The heights of the header-barge are dramatically commanding. Kansas appears much larger than when we are merely standing in the field. We are just as high as upon a mountain-peak, for here, as there, we can see to the very edges of the eternities.
Now let me tell you of a new kind of weather.
Clouds thicken overhead. The wind turns suddenly cold. We shiver while we work. We are liable in five minutes to a hailstorm, a terrific cloudburst or a cyclone. The horses are unhitched. The barges are tied end to end. And _still_ the barges may be blown away. They must be anchored even more safely. The long poles to lock the wheels are thrust under the bed through the spokes. It has actually been my duty to put this pole in the wheels every evening to keep the barges from being blown out of the barn-lot at night. Such is the accustomed weather excitement in Kansas. Just now we have excitement that is unusual. But as the storm is upon us it splits and passes to the north and south. There is not a drop of rain.
We are at work again in ten minutes. In two hours the sky is clear and the air is hot and alkaline. And ten thousand grasshoppers are glad to see that good old hot wind again, you may believe. They are preening themselves, each man in his place on the slats of the barge. They are enjoying their chewing tobacco the same as ever.
Wheat, wheat, wheat, wheat! States and continents and oceans and solar-systems of wheat! We poor ne'er-do-weels take our little part up there in the header half way between the sky and the earth, and in the evening going home, carrying Mister Stacker-Man in our barge, we sing _Sweet Rosy O'Grady_ and the _Battle Hymn of the Republic_. And the most emphatic and unadulterated tramp among us harvesters, a giant Swiss fifty years old, gives the yodel he learned when a boy.
This is a German Catholic family for which I have been working. We have had grace before and after every meal, and we crossed ourselves before and after every meal, except the Swiss, who left the table early to escape being blest too much.
My employers are good folk, good as the Mennonites. My boss was absolutely on the square all the week, as kind as a hard-working man has time to be. It gave me great satisfaction to go to Mass with him this morning. Though some folks talk against religion, though it sometimes appears to be a nuisance, after weighing all the evidence of late presented, I prefer a religious farmer.

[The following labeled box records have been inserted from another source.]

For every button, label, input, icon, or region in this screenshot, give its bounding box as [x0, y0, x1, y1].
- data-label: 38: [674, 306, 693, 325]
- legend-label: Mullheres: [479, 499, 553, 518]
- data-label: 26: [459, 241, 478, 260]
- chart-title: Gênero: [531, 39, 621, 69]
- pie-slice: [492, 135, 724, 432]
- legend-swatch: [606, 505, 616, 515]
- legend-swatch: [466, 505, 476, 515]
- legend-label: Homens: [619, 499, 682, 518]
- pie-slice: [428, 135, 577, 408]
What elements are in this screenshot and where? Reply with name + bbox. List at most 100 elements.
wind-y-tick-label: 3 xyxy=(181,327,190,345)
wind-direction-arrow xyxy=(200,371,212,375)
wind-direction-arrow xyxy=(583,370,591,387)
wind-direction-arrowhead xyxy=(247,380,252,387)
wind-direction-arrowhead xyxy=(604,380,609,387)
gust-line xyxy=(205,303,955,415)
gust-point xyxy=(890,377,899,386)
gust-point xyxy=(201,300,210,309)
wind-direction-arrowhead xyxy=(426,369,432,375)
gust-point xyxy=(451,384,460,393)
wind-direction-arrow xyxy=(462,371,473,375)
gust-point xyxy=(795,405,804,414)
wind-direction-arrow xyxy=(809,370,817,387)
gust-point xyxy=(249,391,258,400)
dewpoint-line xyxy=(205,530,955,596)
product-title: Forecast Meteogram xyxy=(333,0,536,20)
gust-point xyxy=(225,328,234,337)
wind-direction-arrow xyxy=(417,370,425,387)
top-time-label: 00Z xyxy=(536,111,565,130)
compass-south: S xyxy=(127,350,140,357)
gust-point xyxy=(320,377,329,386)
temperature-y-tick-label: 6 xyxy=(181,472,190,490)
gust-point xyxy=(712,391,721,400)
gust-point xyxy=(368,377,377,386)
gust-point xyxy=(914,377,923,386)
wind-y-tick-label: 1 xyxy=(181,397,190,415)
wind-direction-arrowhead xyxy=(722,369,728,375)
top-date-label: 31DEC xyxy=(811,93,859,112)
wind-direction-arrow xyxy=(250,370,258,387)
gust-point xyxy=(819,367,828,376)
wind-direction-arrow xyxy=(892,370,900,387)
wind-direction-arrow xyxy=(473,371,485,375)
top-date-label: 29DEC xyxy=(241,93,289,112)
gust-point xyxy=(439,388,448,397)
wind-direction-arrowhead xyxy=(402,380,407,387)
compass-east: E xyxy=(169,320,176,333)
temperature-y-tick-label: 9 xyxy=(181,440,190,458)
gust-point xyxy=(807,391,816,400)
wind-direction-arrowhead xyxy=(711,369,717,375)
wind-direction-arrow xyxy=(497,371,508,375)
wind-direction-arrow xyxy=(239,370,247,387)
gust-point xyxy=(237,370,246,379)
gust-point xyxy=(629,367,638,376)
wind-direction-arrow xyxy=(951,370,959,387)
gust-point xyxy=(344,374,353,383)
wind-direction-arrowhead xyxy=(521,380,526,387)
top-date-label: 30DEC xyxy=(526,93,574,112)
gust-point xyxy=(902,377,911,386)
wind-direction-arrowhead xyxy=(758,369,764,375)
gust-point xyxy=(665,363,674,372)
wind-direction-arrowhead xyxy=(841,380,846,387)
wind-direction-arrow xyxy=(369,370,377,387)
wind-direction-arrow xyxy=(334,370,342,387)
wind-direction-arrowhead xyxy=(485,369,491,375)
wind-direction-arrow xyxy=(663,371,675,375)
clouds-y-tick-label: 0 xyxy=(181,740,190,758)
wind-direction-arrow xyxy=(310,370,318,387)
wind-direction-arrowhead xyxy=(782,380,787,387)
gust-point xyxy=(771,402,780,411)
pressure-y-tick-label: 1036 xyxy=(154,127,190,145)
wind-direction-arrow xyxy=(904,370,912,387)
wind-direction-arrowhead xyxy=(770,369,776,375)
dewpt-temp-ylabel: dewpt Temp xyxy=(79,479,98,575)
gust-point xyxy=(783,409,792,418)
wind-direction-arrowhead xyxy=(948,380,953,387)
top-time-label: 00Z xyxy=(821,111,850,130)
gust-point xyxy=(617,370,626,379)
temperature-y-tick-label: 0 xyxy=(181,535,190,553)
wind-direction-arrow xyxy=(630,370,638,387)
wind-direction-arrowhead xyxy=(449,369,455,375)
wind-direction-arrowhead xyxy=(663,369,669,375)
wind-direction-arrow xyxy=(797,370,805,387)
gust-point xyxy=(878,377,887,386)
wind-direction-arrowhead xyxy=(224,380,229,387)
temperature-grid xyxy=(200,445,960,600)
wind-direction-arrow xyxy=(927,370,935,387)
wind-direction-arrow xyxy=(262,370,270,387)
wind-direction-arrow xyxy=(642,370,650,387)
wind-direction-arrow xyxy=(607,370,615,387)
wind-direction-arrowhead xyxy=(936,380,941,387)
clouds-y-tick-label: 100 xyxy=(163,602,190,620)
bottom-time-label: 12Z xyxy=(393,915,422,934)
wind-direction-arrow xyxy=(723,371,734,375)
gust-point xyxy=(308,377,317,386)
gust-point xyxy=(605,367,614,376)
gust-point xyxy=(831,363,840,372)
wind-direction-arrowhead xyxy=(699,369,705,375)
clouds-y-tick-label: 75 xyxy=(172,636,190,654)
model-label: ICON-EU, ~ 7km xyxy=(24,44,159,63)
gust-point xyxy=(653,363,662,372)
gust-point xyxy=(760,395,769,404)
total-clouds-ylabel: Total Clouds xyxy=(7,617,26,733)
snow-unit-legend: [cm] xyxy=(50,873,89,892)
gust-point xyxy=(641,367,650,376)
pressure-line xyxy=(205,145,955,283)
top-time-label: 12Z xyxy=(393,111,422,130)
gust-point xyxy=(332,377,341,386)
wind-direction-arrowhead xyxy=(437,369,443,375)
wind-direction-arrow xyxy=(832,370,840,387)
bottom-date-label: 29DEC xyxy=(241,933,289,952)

HERE'S TO THE SPIRIT OF FIRE
Here's to the spirit of fire, wherever the flame is unfurled, In the sun, it may be, as a torch, to lead on and enlighten the world; That melted the glacial streams, in the day that no memories reach, That shimmered in amber and shell and weed on the earliest beach; The genius of love and of life, the power that will ever abound, That waits in the bones of the dead, who sleep till the judgment shall sound. Here's to the spirit of fire, when clothed in swift music it comes, The glow of the harvesting songs, the voice of the national drums; The whimsical, various fire, in the rhymes and ideas of men, Buried in books for an age, exploding and writhing again, And blown a red wind round the world, consuming the lies in its mirth, Then locked in dark volumes for long, and buried like coal in the earth. Here's to the comforting fire in the joys of the blind and the meek, In the customs of letterless lands, in the thoughts of the stupid and weak. In the weariest legends they tell, in their cruellest, coldest belief, In the proverbs of counter or till, in the arts of the priest or the thief. Here's to the spirit of fire, that never the ocean can drown, That glows in the phosphorescent wave, and gleams in the sea-rose's crown; That sleeps in the sunbeam and mist, that creeps as the wise can but know, A wonder, an incense, a whim, a perfume, a fear and a glow, Ensnaring the stars with a spell, and holding the earth in a net, Yea, filling the nations with prayer, wherever man's pathway is set.